È ispirato agli scritti aristotelici il De Anima di Virgilio Sieni, andato in scena sul palco del Vascello il 17 e il 18 ottobre. Una riflessione sull’origine del movimento, sempre sincopato, mai armonico, e sull’origine della vita, mai stabile, sempre fragile. Strappati  a una tela di Picasso, i malinconici arlecchini che abitano la spazio scenico, più volte invaso, più volte attraversato, più volte solcato, si spostano in gruppo, si seguono, si sostengono, mai uomini, sempre maschere, talvolta ombre. Se la coreografia si colora di movenze classiche, e le scelte drammaturgiche portano indietro nel tempo, l’ultima creazione di Virgilio Sieni ci parla dell’uomo, quello di oggi e quello della Grecia del IV secolo a.C., in bilico tra la ricerca della luce e la caduta nell’oscurità.

Si transita dall’arte al cinema con Cameo, breve performance di Riccardo Buscarini, andata in scena il 20 ottobre al Palladium, in apertura della seconda serata Dna. Un lavoro noir, raffinato, carico di suspense, che omaggia i capolavori del maestro del brivido. L’azione teatrale si svolge in un interno borghese, dove un pendolo scandisce il tempo dell’attesa e della paura. Gesti stilizzati si alternano a brevi momenti danzati, mentre sui volti dei tre interpreti, tra cui lo stesso coreografo italiano (che vive e lavora a Londra), si dipingono, con espressività volutamente eccessiva, panico, orrore, collera, vendetta. Un corto danzato, di appena 17 minuti, abbastanza per far crescere la tensione e raccontare un omicidio.

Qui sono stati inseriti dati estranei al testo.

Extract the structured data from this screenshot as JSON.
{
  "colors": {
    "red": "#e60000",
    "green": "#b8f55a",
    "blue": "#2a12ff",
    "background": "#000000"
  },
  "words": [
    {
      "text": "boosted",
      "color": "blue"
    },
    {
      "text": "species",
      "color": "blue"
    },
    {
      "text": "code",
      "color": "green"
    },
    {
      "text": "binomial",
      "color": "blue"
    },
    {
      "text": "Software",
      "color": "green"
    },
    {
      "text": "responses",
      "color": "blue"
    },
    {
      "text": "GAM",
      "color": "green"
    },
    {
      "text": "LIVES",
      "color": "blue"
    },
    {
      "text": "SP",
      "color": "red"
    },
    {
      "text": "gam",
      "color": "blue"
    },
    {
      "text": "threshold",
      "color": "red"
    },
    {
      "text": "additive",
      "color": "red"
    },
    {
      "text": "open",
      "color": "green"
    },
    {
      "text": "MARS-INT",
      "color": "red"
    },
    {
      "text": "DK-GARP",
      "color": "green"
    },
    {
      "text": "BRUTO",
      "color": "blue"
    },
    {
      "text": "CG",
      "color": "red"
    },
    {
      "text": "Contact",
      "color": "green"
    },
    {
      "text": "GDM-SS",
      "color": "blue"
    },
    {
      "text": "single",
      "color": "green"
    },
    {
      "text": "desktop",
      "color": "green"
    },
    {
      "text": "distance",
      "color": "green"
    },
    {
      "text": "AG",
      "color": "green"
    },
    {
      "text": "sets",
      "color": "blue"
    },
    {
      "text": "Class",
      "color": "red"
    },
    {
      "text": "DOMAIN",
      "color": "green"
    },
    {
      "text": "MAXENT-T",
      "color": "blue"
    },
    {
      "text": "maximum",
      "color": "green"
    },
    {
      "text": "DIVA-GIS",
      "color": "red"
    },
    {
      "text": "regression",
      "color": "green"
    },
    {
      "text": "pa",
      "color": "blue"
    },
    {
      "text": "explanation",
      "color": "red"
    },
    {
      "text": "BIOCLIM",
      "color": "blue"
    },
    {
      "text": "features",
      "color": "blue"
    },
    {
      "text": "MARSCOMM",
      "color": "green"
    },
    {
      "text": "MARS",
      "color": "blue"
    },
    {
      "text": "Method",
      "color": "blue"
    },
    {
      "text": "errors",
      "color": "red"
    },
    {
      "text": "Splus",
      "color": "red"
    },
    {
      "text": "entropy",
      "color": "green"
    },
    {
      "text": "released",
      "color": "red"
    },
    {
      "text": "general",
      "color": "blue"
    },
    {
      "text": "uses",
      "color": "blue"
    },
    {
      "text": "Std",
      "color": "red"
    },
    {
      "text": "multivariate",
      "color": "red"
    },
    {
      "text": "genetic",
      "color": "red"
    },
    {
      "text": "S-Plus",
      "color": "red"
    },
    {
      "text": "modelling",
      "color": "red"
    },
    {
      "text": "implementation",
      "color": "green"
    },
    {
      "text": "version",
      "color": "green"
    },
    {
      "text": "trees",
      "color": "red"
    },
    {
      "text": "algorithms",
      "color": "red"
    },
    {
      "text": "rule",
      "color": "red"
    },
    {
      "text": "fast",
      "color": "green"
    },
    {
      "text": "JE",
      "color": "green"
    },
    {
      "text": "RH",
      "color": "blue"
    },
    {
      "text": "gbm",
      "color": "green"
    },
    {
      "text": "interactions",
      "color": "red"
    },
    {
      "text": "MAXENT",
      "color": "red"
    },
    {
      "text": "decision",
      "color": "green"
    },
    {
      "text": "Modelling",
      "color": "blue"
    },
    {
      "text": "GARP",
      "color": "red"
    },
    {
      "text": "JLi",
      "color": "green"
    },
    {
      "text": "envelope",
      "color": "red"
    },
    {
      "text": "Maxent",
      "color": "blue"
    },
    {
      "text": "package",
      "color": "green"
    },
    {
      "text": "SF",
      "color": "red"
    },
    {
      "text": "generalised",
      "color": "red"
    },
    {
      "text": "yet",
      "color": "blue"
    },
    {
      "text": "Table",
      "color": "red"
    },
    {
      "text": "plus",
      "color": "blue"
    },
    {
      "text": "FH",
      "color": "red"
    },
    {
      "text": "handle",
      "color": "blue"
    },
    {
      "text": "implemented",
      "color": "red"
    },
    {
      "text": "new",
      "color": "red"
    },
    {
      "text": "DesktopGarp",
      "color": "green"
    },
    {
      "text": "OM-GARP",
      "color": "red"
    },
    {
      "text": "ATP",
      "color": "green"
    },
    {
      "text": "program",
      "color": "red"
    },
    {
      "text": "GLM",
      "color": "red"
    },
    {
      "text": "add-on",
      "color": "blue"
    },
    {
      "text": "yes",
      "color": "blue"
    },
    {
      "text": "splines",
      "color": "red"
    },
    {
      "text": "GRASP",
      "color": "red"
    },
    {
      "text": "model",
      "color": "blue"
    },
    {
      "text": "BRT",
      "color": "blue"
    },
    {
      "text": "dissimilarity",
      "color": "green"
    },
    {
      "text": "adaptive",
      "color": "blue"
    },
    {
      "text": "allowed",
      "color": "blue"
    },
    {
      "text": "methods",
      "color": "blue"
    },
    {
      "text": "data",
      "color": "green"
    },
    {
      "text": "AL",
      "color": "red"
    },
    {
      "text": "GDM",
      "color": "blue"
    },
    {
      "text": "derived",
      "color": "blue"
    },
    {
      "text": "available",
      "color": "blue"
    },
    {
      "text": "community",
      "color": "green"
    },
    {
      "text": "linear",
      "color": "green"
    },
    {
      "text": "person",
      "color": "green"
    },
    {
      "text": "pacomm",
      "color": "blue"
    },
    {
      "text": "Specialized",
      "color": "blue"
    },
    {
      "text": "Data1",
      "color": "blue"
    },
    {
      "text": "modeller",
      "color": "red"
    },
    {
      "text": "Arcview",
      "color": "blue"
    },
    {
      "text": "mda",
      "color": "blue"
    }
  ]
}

Tutt’altra atmosfera è quella evocata, sempre il 20 ottobre, sempre sul palco del Palladium, da Alessandro Sciarroni con Folk-s will you still love me Tomorrow? Un lavoro corale che si ispira alle danze tradizionali bavaresi e tirolesi, che qui sono decontestualizzate, trasfigurate, reinterpretate. Un gioco di sguardi, tra il pubblico in sala, che è invitato a rimanere o lasciato libero di andarsene, e i folk-dancer, che si esibiscono senza accompagnamento musicale. Il battito delle mani sulle gambe e sulle scarpe risuona, in alcuni momenti, nel silenzio dello spazio scenico,  altre volte è sovrastato da suoni della natura e sonorità pop. A colpire non è la resistenza degli interpreti, o la danza, eseguita in loop, ma le dinamiche del gruppo, unito dal ritmo, coeso nel movimento, capace di ascoltarsi, guardarsi, sostenersi. Folk-s è un modo diverso di vivere (e far rivivere) lo Schuhplattler, un altro modo di riappropriarsi della tradizione.